In 2017, the government of Indonesia passed legislation which states that “for the first time, guaranteed some basic rights to workers migrating through official channels,” according to the report.
The new law adds protections like social security programs, protections against trafficking and violence, and gender equality.
Of around 9 million estimated Indonesians working abroad in 2016, about half were women.
Migrant Care, an organization cooperating with UN Women, added that 10 countries (Brunei Darussalam, the Kingdom of Cambodia, the Republic of Indonesia, the Lao People’s Democratic Republic, Malaysia, the Republic of the Union of Myanmar, the Republic of the Philippines, the Republic of Singapore, the Kingdom of Thailand, and the Socialist Republic of Viet Nam) across the Association of Southeast Asian Nations (ASEAN) added protections to migrant workers through the signing of the Consensus on the protection and Promotion of the Rights of migrant Workers (2017).
One of the principles in the consensus aims to “Uphold fair treatment with respect to gender and nationality, and protect and promote the rights of migrant workers, particularly women.”
But progress has not been seen everywhere.
Dr. Nicole Behnam, Senior Technical Director at the Violence Prevention and Response Unit of the International Rescue Committee (IRC) told IPS that “rates of gender-based violence (GBV) are shockingly high in all contexts,” but that this “increases during and because of crisis.”
According to a report on child brides from the IRC, in Lebanon, 41% of young displaced Syrian women are married before 18.
In Syrian refugee communities in Jordan, rates of child marriages nearly tripled between 2011 and 2014, going from 12% to 32%.

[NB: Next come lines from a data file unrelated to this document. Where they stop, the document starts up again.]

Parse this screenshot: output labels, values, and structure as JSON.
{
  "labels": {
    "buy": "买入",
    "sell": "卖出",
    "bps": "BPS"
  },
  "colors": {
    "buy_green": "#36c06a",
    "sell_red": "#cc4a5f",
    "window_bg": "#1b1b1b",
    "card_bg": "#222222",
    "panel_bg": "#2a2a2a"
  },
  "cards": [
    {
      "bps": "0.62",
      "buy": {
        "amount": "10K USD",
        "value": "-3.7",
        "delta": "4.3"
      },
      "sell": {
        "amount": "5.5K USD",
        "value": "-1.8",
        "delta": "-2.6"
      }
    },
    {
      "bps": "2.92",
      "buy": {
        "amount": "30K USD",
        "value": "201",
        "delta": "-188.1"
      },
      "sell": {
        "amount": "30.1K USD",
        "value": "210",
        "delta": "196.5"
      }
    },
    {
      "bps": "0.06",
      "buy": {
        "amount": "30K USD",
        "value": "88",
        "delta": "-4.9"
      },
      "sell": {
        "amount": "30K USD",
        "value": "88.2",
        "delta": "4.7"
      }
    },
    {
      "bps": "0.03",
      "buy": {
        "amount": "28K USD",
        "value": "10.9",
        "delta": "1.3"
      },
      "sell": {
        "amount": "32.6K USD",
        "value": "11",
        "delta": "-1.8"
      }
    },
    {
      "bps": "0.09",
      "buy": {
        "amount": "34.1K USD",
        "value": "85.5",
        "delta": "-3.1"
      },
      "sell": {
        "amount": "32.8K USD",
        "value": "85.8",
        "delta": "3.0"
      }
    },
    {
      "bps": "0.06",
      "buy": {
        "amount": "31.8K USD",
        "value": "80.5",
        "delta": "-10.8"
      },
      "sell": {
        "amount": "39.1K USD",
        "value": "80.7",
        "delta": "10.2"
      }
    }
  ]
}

This happens despite laws being in place to protect women in the home.In Jordan, it is illegal to marry before 18, but the IRC states that “the complex process to register a marriage, and the fact that many refugees lack official identification, means that girls who can’t prove their age are even more vulnerable.”
Another concern for many countries comes with the rapid repeals of protections for women in families.
While the UN Women’s report aims at establishing policies not even seen in many developed countries, like paid parental leave, Razavi told IPS of her worries in sliding backwards.
“I think that some of the issues obviously are going to be different for the developed countries,” Razavi said.
But it appears that these differences are in scale, and not in kind.
“Many countries where some of these systems have been built up, at the moment, since 2008, in the context of austerity, these policies are being rolled back,” Razavi said.
She specified that “In particular, violence against women services have had to be cut back in some countries.”
Behnam thinks that for both developing and developed countries, there needs to be “clear acknowledgement of how serious and pervasive the problem is and a matched urgency to both preventing and responding to GBV.”
The IRC sees the need for: continued and increased participation of women’s organizations to address local issues, improving in tracking and reporting of investments for increased transparency in funding to combat GBV, and increasing the number of specialists focused on GBV.
Behnam sees these improvements as necessary for women in migrant and refugee families, but also for women in all contexts.
“Violence is pervasive in women’s lives – it’s the reality of their every day – and it is not just strangers who commit violence against women. Often, it is the people who they should be able to trust the most – their family members,” Behnam said.
She added that “We cannot ignore violence because it happens out of view; in fact, that is the violence we must fight most to name and respond to because it is so hidden.”